A top priority for every major telecom provider is bringing new services to market more quickly, but many of their internal organizations are designed for anything but speed. One notable exception to that rule is the carrier solutions group at Windstream, which recently reorganized its operation to include a dedicated IT development team. (See Windstream Launches New Carrier Solutions Portal .)
That approach had an almost immediate payoff when Windstream Communications Inc. (Nasdaq: WIN) this week announced a customer portal for its wholesale business, about 10 months after it was first conceived.

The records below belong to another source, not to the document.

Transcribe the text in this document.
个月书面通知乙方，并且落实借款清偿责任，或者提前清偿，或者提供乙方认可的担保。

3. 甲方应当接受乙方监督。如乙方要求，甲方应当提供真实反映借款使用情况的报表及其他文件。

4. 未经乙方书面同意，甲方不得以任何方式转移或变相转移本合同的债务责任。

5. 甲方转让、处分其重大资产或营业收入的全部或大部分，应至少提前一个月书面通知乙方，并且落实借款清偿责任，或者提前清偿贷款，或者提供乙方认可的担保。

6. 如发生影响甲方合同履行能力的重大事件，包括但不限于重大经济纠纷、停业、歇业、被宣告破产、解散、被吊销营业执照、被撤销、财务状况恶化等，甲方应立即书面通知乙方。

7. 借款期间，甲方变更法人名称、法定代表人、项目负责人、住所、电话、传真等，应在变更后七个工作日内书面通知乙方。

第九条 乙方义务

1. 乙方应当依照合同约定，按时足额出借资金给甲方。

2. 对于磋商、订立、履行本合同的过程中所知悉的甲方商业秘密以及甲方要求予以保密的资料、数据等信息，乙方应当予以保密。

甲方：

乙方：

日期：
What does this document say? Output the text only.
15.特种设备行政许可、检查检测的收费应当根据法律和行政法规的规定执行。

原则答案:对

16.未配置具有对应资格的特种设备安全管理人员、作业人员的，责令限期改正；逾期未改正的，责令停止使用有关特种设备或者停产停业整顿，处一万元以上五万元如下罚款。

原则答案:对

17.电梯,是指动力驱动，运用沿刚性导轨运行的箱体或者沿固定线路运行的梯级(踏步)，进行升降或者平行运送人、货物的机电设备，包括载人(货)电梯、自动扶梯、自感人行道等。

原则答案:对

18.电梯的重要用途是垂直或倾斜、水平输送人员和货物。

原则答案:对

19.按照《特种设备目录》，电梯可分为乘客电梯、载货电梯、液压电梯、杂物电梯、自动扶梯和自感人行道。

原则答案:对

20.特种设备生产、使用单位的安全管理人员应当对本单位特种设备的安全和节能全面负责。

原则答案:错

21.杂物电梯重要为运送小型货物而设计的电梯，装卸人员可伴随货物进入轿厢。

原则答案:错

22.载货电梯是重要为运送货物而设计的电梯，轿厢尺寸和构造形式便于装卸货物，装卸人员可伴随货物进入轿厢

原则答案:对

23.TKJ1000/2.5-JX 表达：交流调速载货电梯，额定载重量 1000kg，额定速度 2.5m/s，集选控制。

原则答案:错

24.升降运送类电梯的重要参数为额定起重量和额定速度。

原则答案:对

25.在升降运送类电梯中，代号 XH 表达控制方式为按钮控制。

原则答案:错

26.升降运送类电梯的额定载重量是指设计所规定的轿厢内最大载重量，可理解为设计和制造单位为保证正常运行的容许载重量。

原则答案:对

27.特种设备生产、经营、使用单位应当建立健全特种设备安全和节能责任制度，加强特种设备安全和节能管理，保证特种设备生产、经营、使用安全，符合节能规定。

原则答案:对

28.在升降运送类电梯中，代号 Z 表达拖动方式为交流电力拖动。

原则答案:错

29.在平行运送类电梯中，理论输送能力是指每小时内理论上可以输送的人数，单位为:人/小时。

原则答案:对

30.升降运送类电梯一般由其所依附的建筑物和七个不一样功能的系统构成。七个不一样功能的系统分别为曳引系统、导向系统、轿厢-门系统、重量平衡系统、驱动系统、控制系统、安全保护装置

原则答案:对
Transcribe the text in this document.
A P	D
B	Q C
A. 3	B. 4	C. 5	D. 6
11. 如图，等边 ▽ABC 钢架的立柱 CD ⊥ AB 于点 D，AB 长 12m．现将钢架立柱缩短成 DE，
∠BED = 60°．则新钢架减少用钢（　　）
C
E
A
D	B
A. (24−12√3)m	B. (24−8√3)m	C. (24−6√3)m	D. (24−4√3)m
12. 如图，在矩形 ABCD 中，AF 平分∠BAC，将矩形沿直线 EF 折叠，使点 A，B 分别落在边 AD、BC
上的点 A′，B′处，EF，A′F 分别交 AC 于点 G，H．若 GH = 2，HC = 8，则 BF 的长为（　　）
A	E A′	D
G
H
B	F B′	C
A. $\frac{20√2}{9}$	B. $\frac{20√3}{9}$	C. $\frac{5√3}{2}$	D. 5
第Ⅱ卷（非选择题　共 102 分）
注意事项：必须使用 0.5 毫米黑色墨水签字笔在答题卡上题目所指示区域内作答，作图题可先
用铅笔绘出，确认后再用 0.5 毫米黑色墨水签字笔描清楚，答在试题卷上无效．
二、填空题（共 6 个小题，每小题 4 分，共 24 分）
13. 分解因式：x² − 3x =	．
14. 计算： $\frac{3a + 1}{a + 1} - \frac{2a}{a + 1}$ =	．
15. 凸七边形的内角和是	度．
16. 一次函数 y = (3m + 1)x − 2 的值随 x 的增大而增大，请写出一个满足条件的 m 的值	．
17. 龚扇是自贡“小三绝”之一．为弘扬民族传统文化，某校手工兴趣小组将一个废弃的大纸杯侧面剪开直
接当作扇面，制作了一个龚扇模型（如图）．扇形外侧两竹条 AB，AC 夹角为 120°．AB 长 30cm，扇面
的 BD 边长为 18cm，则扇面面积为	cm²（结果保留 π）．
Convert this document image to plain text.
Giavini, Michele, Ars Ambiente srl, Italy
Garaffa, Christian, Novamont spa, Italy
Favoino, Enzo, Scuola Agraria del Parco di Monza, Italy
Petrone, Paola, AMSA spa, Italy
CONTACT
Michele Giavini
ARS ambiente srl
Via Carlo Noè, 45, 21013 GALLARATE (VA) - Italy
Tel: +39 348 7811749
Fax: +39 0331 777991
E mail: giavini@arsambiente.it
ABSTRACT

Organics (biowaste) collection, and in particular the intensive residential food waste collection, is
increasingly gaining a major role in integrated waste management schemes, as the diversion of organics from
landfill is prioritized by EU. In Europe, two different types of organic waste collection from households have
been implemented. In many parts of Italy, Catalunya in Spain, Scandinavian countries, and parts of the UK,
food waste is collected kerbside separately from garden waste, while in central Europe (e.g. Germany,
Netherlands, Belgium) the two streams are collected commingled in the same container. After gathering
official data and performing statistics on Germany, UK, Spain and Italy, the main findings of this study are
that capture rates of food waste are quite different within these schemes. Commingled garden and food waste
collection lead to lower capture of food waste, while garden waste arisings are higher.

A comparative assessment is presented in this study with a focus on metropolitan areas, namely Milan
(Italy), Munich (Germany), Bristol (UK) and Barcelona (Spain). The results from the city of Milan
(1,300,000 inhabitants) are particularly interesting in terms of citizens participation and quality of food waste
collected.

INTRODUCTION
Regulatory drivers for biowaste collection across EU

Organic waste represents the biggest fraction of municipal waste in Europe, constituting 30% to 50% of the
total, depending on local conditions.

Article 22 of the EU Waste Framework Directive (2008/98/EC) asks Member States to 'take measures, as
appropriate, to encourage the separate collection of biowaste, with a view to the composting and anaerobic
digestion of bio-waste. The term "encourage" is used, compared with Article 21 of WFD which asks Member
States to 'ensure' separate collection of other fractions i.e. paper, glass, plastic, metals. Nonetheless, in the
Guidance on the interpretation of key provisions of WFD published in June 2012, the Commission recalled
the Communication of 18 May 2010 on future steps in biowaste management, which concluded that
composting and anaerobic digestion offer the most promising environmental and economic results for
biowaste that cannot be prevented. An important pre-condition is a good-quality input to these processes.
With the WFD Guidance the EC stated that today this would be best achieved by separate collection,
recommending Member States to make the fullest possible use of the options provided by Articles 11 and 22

Building on previous work done on its voice-over-IP (VoIP) service, Windstream now offers a Carrier Solutions Portal that allows its wholesale customers to price offers, submit orders and manage those orders seamlessly and efficiently through a single interface, designed for simplicity of use.
The portal is a response to customer demand for a simpler way to price and order wholesale circuits and a means of pulling together multiple systems that Windstream previously operated, which would have required the classic "swivel chair" movement between pricing and ordering systems.
"I had a small separate IT development team dedicated to carriers and we have a separate product market/management group, and a business process group that includes both IT and engineering," says John Nishimoto, VP-Business Development for carrier sales at Windstream.
The product marketing and management team outlined what they wanted in a carrier solutions portal, the business process group translated that into "geek speak," he says, and the IT team took it from there.
The business group and the IT developers worked together, he says, to create a human interface that is intuitive: "It is as simple and logical as possible and not an engineering project," he says.
The initial effort was then debuted for Windstream sales and their feedback was incorporated, and subsequently rolled out for beta customers, whose feedback also helped improve the final product.
"It was an iterative process," Nishimoto recalls. "And because we have our own IT group, we can incorporate the changes and try things out very quickly. We can't think of everything -- getting that feedback and being able to turn it around and respond is our advantage."
The portal is considered a competitive tool but it has other advantages as well, including a cleaner ordering process based on automation that eliminates human errors, faster time to market (and revenue) for services and more immediate access for customers to expansions in capacity or extensions in footprint. In the latter case, any change in inventory can be added and immediately reflected in what customers see and can order.
Windstream had gone through a company-wide engineering effort to clean up and consolidate the company's many acquisitions -- 10 in the last nine years -- and to rationalize its different local footprints with the longhaul core network backbone the company built to connect them. That larger system inventory process is ongoing, but this portal sits on top of all of that and abstracts the complexity for Windstream's wholesale customers.
The portal reflects Windstream's move to more standardized pricing and away from what Nishimoto calls "ICB" or individual case basis pricing, another change the company's customers had sought.